Monday, November 1, 1999 Published at 18:02 GMT
China promises to conserve rare species
The agreement could relieve pressure on the remaining tigers
By Environment Correspondent Alex Kirby
In what could be a significant development for the protection of several highly endangered species, officials in Beijing say they will try to ensure that wild plants and animals used in tradtional Chinese medicine (TCM) are exploited sustainably.
The promise was given by state officials at an international conference in the city, held jointly by the Chinese Government and the World Wide Fund for Nature, with the American College for Traditional Chinese Medicine (TCM).

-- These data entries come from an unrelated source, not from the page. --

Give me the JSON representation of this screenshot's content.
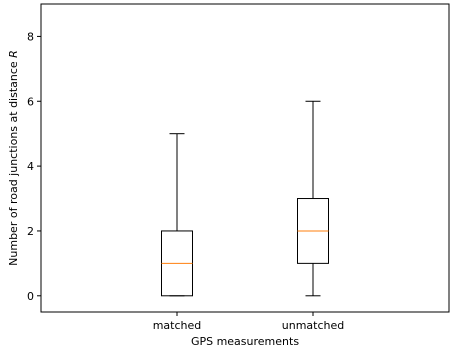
{
  "chart_data": {
    "type": "box",
    "title": "",
    "xlabel": "GPS measurements",
    "ylabel": "Number of road junctions at distance R",
    "categories": [
      "matched",
      "unmatched"
    ],
    "boxes": [
      {
        "category": "matched",
        "whisker_low": 0,
        "q1": 0,
        "median": 1,
        "q3": 2,
        "whisker_high": 5
      },
      {
        "category": "unmatched",
        "whisker_low": 0,
        "q1": 1,
        "median": 2,
        "q3": 3,
        "whisker_high": 6
      }
    ],
    "ylim": [
      -0.5,
      9
    ],
    "yticks": [
      0,
      2,
      4,
      6,
      8
    ],
    "grid": false,
    "colors": {
      "box": "#000000",
      "median": "#ff7f0e",
      "background": "#ffffff"
    }
  }
}
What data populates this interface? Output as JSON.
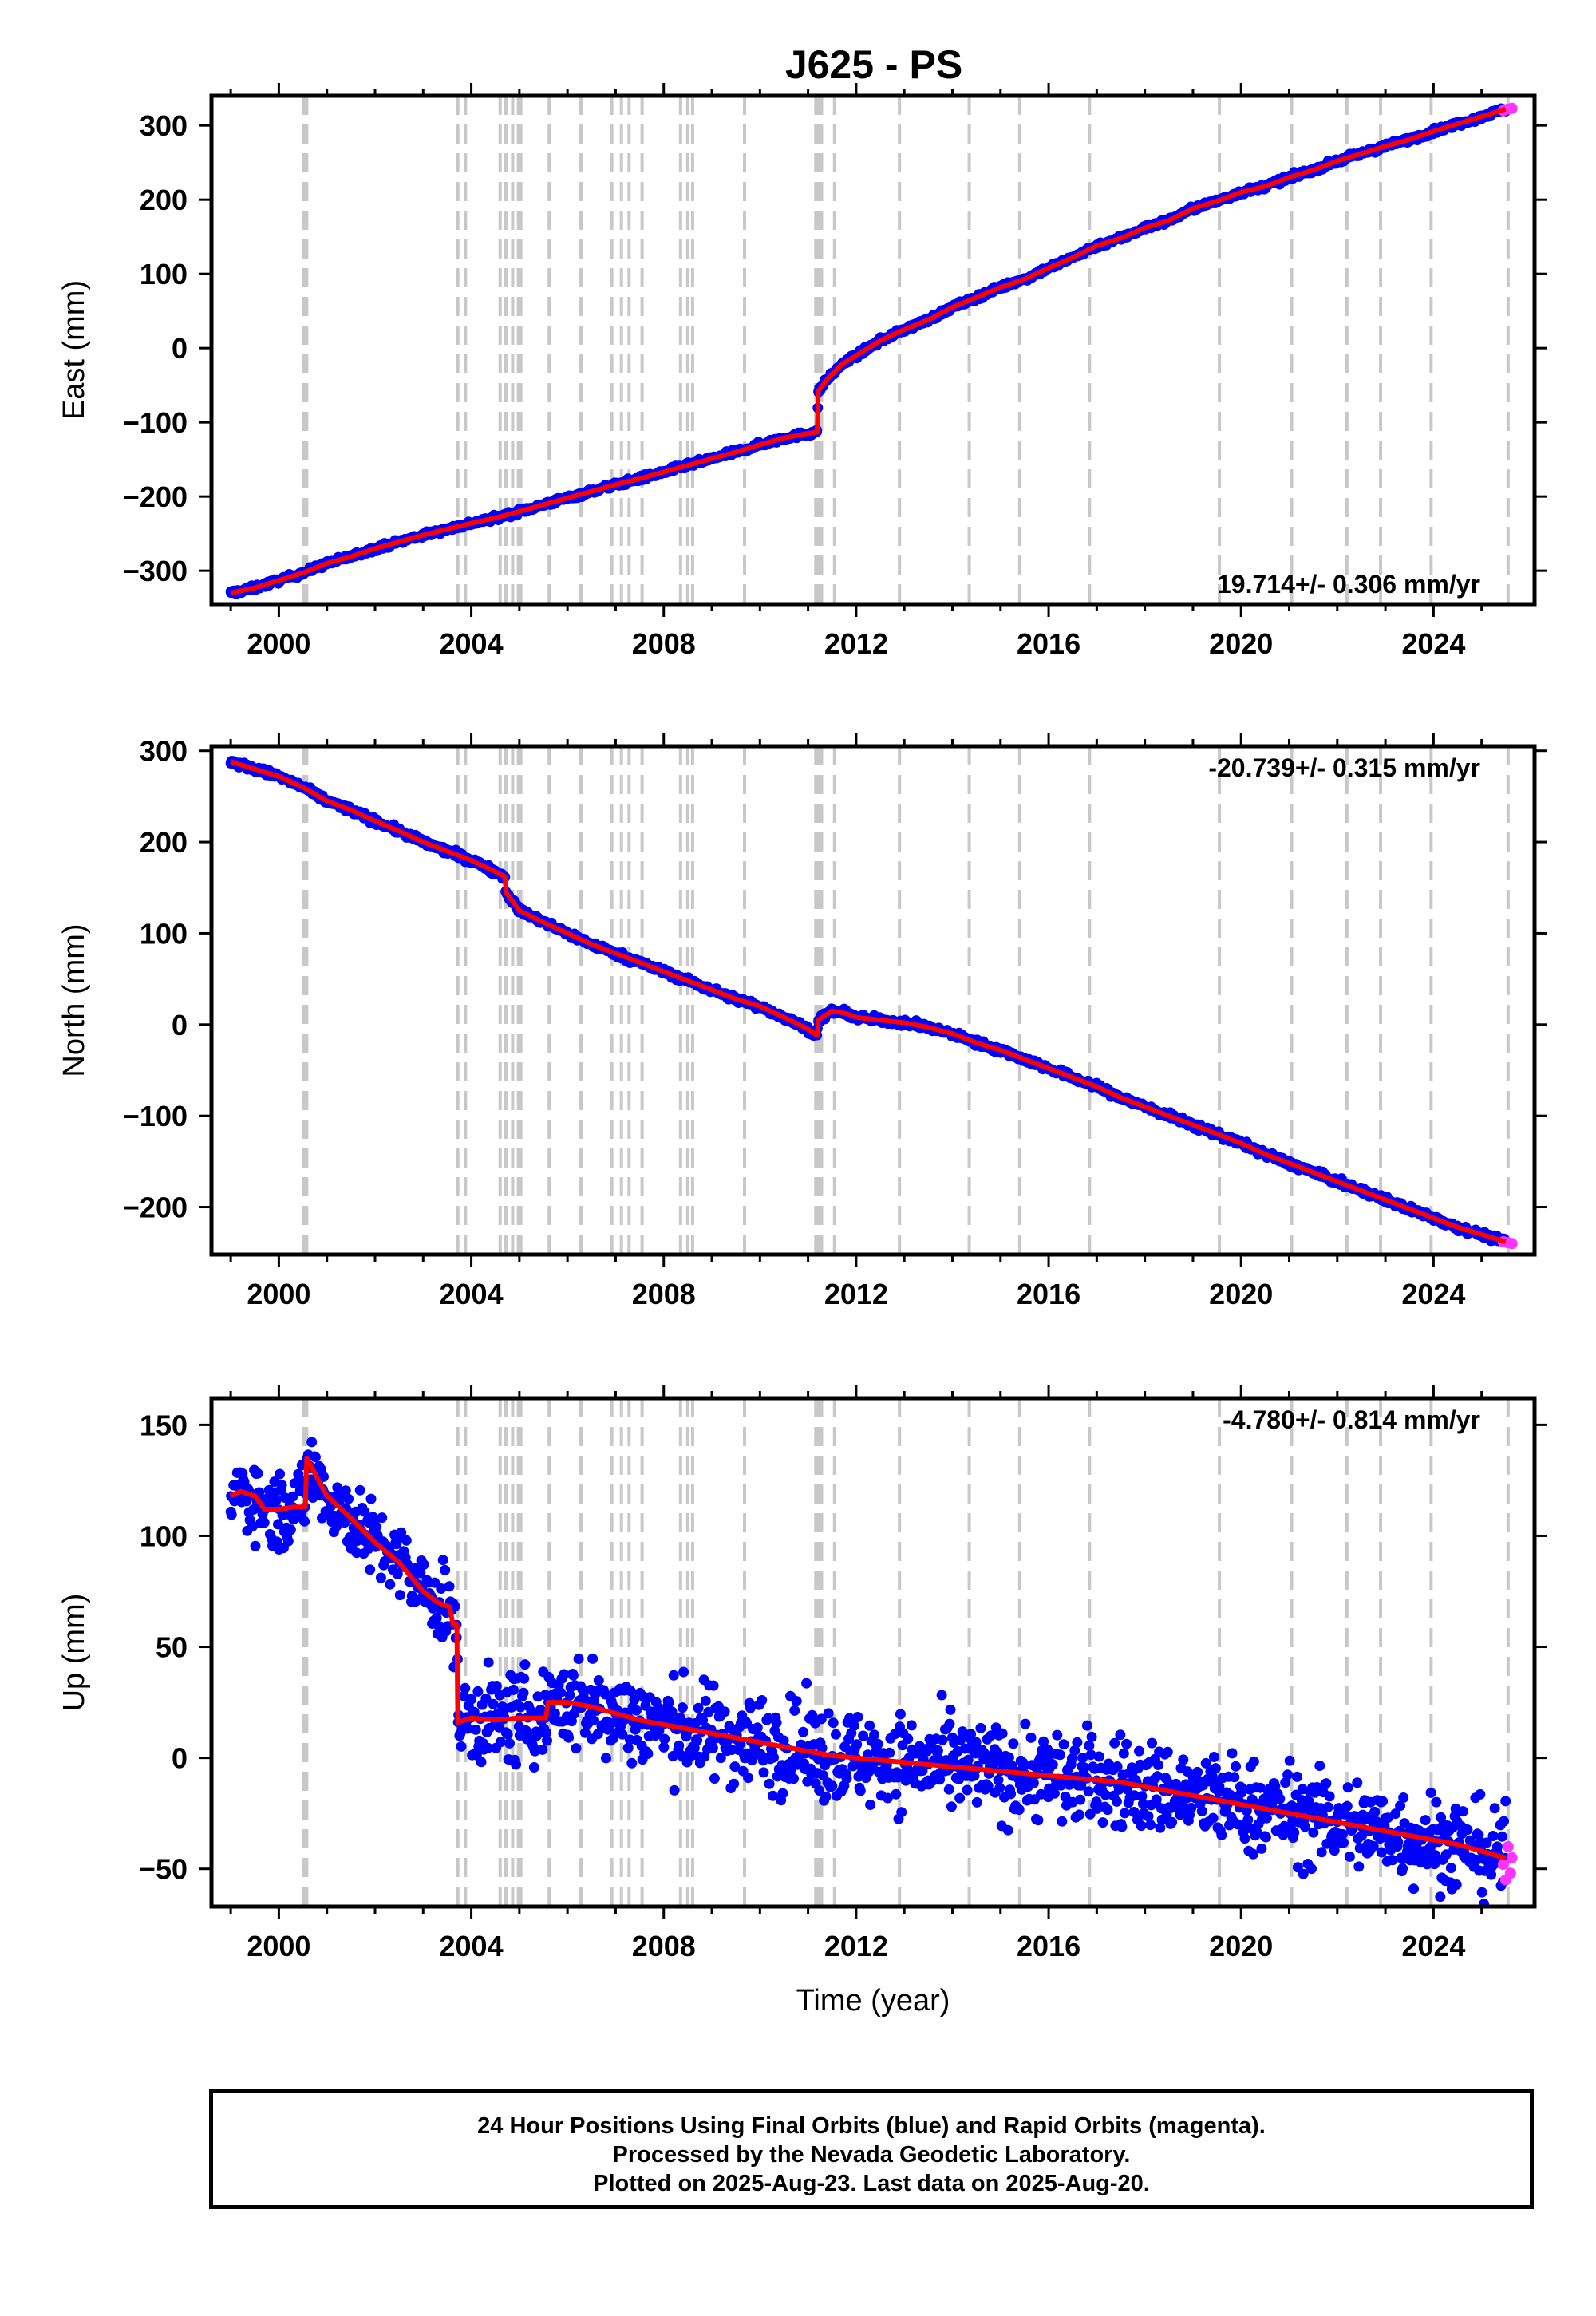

Dequan Ren, of the Chinese state administration and management for medicinal products, said: "If TCM is to develop, we must get past the problem of endangered species".
"Our collective feeling is that there is no contradiction between TCM and conservation. For TCM to progress, it must take a sustainable course."
Stacy Standley, of WWF International, said: "WWF welcomes this unprecedented agreement to help conserve endangered species".
"The agreement is an important step in working with China to ensure the survival of a number of the world's endangered species."
Ginette Hemley, of WWF-US, said: "This new partnership will be an enormous success for wildlife in the 21st. century".
High-profile species which are at particular risk because of demand for the use of their products in TCM include tigers and rhinos.
The world's tiger population is believed to have fallen by 95% in the last century, and now numbers 5-7,500 animals in the wild.
Within the last 50 years three separate species - the Javan, Bali and Caspian tigers - have become extinct.
The plight of the rhinoceros is little better, with fewer than 11,000 wild survivors around the globe.
As recently as 30 years ago, there were 70,000 black rhinos in Africa, one of two species to inhabit the continent.
WWF says all three Asian rhinos - the Indian, Javan and Sumatran - are "on the brink of extinction".
It says the Chinese promise comes at a critical time, because China is modernising its traditional medicine industry "in the hope of cornering the fast-growing world market for natural medicines.
International trade in tiger and rhino products is banned, and China banned the manufacturing and export of such products in 1993.
But thousands of products claiming to contain tiger or rhino parts and labelled as Chinese-made continue to be found in many countries.